I am getting the following errors when attempting to present a dataframe in Streamlit
UnicodeEncodeError: 'utf-8' codec can't encode character '\udccf' in position 2: surrogates not allowed
Traceback:
File "c:\streamlit\script_runner.py", line 350, in _run_script
exec(code, module.__dict__)
File "C:Analytics\logAnalytics.py", line 121, in <module>
st.dataframe(dfMain)
File "c:\anaconda3\lib\site-packages\streamlit\elements\dataframe_selector.py", line 85, in dataframe
return self.dg._arrow_dataframe(data, width, height)
File "conda3\lib\site-packages\streamlit\elements\arrow.py", line 82, in _arrow_dataframe
marshall(proto, data, default_uuid)
File "cconda3\lib\site-packages\streamlit\elements\arrow.py", line 160, in marshall
proto.data = type_util.data_frame_to_bytes(df)
File "nda3\lib\site-packages\streamlit\type_util.py", line 371, in data_frame_to_bytes
table = pa.Table.from_pandas(df)
File "pyarrow\table.pxi", line 1561, in pyarrow.lib.Table.from_pandas
File "nda3\lib\site-packages\pyarrow\pandas_compat.py", line 607, in dataframe_to_arrays
arrays[i] = maybe_fut.result()
File "aconda3\lib\concurrent\futures\_base.py", line 432, in result
return self.__get_result()
File "conda3\lib\concurrent\futures\_base.py", line 388, in __get_result
raise self._exception
File "\anaconda3\lib\concurrent\futures\thread.py", line 57, in run
result = self.fn(*self.args, **self.kwargs)
File \anaconda3\lib\site-packages\pyarrow\pandas_compat.py", line 575, in convert_column
result = pa.array(col, type=type_, from_pandas=True, safe=safe)
File "pyarrow\array.pxi", line 302, in pyarrow.lib.array
File "pyarrow\array.pxi", line 83, in pyarrow.lib._ndarray_to_array
I understand that there is a unicode character somewhere, but simply cannot find where there is one. I have removed all of the records with unicode characters. I can write to_csv properly and not run into a unicode issue. Is there something Streamlit cannot handle that I am missing? here is most of the code:
# Next up, we get the data from main logs and create a dataframe
mainLogs = []
keyword = 'main'
for fname in os.listdir(cwd):
if keyword in fname:
mainLogs.append(fname)
mainLogs = [item for item in mainLogs if not item.endswith('.gz')]
date = []
time = []
processID = []
threadID = []
priority = []
app = []
tagsText = []
readLine = []
for main in mainLogs:
with open(main,encoding='utf8',errors='surrogateescape',newline='\n') as logs:
try:
for line in logs:
lines = line.split()
#for debugging
readLine.append(lines)
date.append(lines[0])
time.append(lines[1])
processID.append(lines[2])
threadID.append(lines[3])
priority.append(lines[4])
app.append(lines[5])
tagsText.append(lines[6:])
except IndexError:
pass
#Combine everything into a final junk field that is hard to parse easily. May revisit later.
tagsTextComb = []
for innerlist in tagsText:
tagsTextComb.append(' '.join(innerlist)+" ")
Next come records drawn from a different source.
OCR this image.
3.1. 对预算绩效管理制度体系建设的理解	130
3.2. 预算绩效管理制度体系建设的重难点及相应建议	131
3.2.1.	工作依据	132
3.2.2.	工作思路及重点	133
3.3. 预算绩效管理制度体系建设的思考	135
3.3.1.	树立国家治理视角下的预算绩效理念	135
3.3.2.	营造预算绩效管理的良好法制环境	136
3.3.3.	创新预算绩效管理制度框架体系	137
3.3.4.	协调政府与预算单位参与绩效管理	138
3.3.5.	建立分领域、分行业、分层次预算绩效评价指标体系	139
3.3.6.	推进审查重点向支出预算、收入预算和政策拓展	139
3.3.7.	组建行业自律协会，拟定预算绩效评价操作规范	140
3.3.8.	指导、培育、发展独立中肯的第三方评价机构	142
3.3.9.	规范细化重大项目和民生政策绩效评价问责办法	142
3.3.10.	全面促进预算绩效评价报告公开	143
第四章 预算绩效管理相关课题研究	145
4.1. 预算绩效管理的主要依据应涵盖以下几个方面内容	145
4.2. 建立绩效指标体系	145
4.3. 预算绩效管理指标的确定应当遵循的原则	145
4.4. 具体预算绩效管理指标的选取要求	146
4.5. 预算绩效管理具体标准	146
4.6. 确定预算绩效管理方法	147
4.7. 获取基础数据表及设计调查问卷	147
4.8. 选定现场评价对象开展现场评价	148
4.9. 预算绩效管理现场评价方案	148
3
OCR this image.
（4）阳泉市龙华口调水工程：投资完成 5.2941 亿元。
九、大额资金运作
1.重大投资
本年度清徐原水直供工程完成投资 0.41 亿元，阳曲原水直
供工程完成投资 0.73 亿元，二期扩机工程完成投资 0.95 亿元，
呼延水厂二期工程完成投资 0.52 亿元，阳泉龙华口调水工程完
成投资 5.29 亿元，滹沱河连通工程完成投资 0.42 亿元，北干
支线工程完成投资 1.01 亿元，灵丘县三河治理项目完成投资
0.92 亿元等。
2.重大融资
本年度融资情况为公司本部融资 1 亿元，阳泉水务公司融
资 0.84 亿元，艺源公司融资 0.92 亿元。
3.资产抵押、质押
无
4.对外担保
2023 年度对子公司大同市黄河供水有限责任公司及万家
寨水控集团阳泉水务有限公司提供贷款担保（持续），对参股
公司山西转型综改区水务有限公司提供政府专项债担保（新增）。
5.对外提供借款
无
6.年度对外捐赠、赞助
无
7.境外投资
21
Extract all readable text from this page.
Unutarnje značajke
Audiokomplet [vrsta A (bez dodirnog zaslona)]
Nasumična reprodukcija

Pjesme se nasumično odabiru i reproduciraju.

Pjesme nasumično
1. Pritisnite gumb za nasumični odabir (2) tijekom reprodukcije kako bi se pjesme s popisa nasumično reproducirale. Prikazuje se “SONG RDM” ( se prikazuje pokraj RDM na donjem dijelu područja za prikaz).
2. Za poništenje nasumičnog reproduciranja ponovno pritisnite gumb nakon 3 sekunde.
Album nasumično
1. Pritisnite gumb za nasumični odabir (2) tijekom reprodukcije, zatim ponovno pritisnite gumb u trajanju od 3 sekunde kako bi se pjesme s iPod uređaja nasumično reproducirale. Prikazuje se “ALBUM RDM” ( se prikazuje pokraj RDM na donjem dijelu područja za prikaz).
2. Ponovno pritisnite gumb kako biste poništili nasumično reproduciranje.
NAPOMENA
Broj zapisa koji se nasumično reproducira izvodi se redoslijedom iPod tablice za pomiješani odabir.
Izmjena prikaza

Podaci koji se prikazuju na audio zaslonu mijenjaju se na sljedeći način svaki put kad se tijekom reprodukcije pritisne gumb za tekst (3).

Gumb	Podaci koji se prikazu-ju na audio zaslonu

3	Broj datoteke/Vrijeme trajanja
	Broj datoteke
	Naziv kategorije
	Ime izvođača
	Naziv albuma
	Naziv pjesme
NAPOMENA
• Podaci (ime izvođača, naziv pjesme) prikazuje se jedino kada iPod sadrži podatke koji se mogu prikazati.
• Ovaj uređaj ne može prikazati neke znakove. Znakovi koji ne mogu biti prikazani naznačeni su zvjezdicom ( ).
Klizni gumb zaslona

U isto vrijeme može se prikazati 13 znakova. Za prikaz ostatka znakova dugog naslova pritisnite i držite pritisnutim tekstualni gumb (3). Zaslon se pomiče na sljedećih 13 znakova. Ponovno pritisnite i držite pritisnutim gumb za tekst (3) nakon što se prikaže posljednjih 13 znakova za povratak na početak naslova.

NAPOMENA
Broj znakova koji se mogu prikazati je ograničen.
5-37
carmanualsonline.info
#Do some basic checking on the length of the lists
print("length of Date"+' '+str(len(date)))
print("length of Time"+' '+str(len(time)))
print("length of processID"+' '+str(len(processID)))
print("length of threadID"+' '+str(len(threadID)))
print("length of priority"+' '+str(len(priority)))
print("length of app"+' '+str(len(app)))
print("length of tagsText"+' '+str(len(tagsText)))
print("length of tagsTextComb"+' '+str(len(tagsTextComb)))
#Create a dictionary that combines the parsed lists together for processing in a df
mainDict = {'date': date, 'time': time,'processID':processID,'threadID':threadID,'priority':priority,'app':app,'tagsText':tagsTextComb}
#Call the function that will even up the lists with x to make sure they are all the same len
pad_dict_list(mainDict,'x')
#Create the dfMain
dfMain = pd.DataFrame(mainDict)
#Add the source name to the df
dfMain['source'] = 'main'
def clean_text(row):
return row.replace('[^\x00-\x7F]', "")
dfMain['tagsText'] = dfMain['tagsText'].apply(clean_text)
dfMain['date'] = dfMain['date'].apply(clean_text)
dfMain['time'] = dfMain['time'].apply(clean_text)
dfMain['processID'] = dfMain['processID'].apply(clean_text)
dfMain['threadID'] = dfMain['threadID'].apply(clean_text)
dfMain['priority'] = dfMain['priority'].apply(clean_text)
dfMain['app '] = dfMain['app'].apply(clean_text)
dfMain.drop(dfMain[dfMain['tagsText'].str.contains("")].index, inplace=True)
st.dataframe(dfMain)
st.table(dfMain.iloc[0:10])